Photo Editor is built to provide versatile photo editing capabilities. Toggling from edit and preview modes enables users to evaluate their edited photo before export. A dock at the bottom of the editor provides quick access to the most essential photo editing tools allowing users to tweak adjustments, crop the photo, and add filters, effects, blur, text, shapes, as well as stickers.

In this example, we will show you how to initialize the Photo Editor solution for the mobile editor on iOS.

The mobile editor is implemented entirely with SwiftUI and this example assumes that you also use SwiftUI to integrate it, however, you can check the UIKit implementation sample on the quickstart page. It can be also applied to this example.

Explore a full code sample on GitHub.

Import#

After adding the IMGLYUI Swift Package to your app. You can get started right away by importing the editor module into your own code.

Initialization#

The editor is initialized with EngineSettings which are used to initialize the underlying Engine. The license key that you received from IMG.LY is the only required parameter. Additionally, you should provide an optional unique ID tied to your application's user. This helps us accurately calculate monthly active users (MAU) and it is especially useful when one person uses the app on multiple devices with a sign-in feature, ensuring they're counted once.

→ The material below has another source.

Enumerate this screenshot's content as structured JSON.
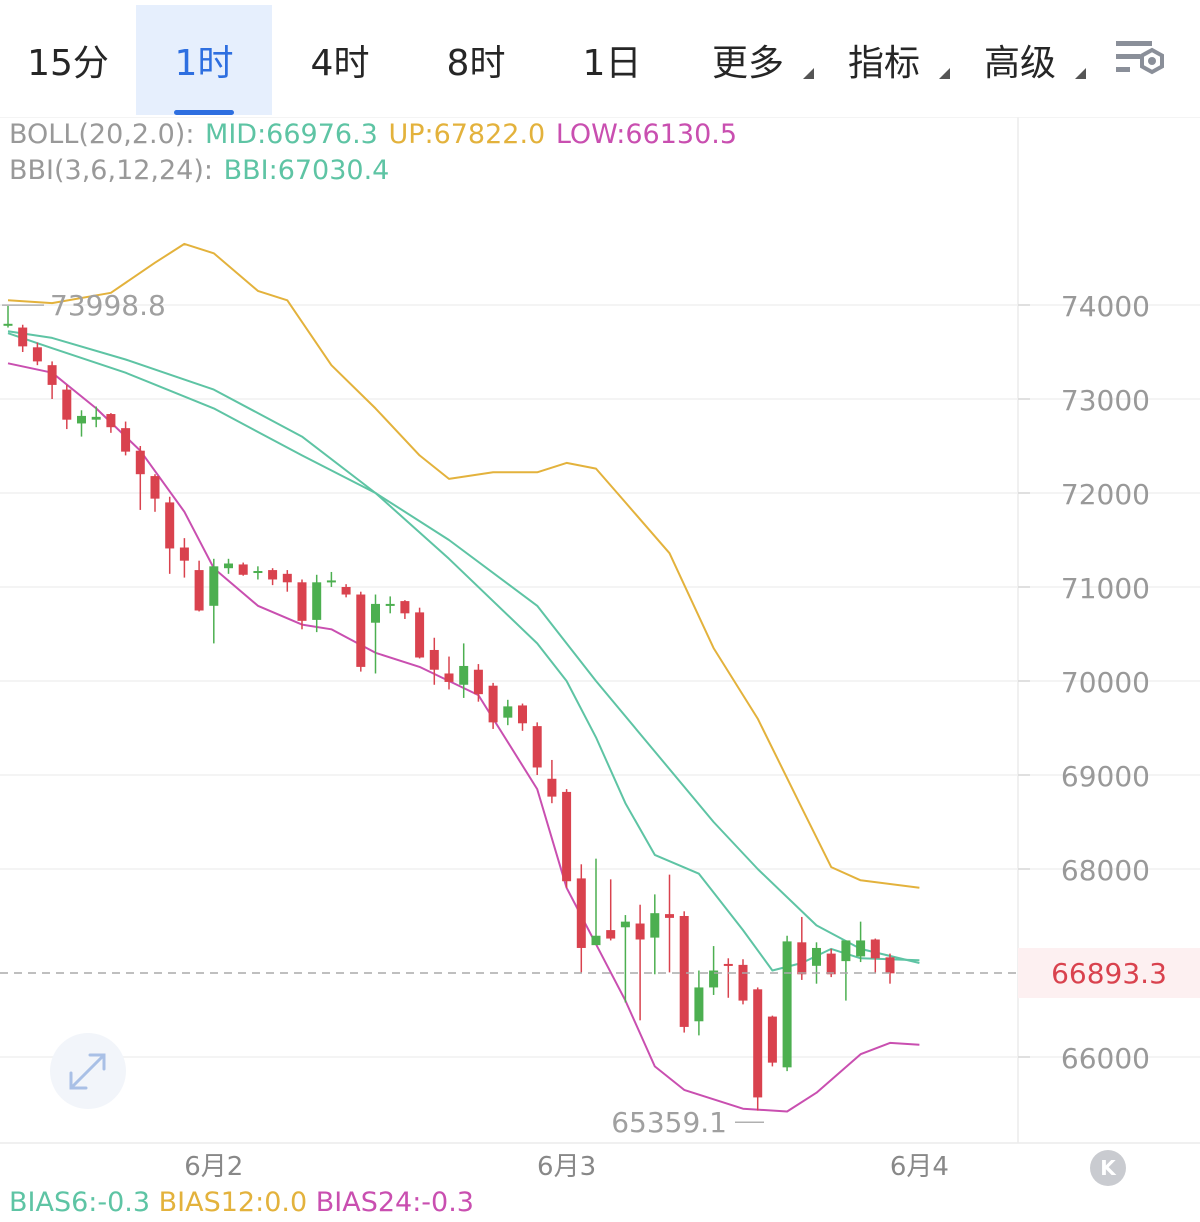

For more details on how to configure the editor, visit the configuration page.

Presentation#

In this integration example the editor is presented as a modal view after tapping a button. Check out the quickstart page for details on the expected environment for the editor and the ModalEditor helper.

Callbacks#

The photo editor should be used with custom callbacks to fit your use case. The onCreate callback is required to create a scene with just a single page with an image fill applied. This page is the photo you are editing. Its size can be changed to define a custom crop format. Per default, OnCreateEditor.loadImage with a white image is used. The default onExport callback exports a PNG compressed image, writes the content into a temporary file, and opens a system dialog for sharing the exported file. In this example, we changed the exported format to JPEG.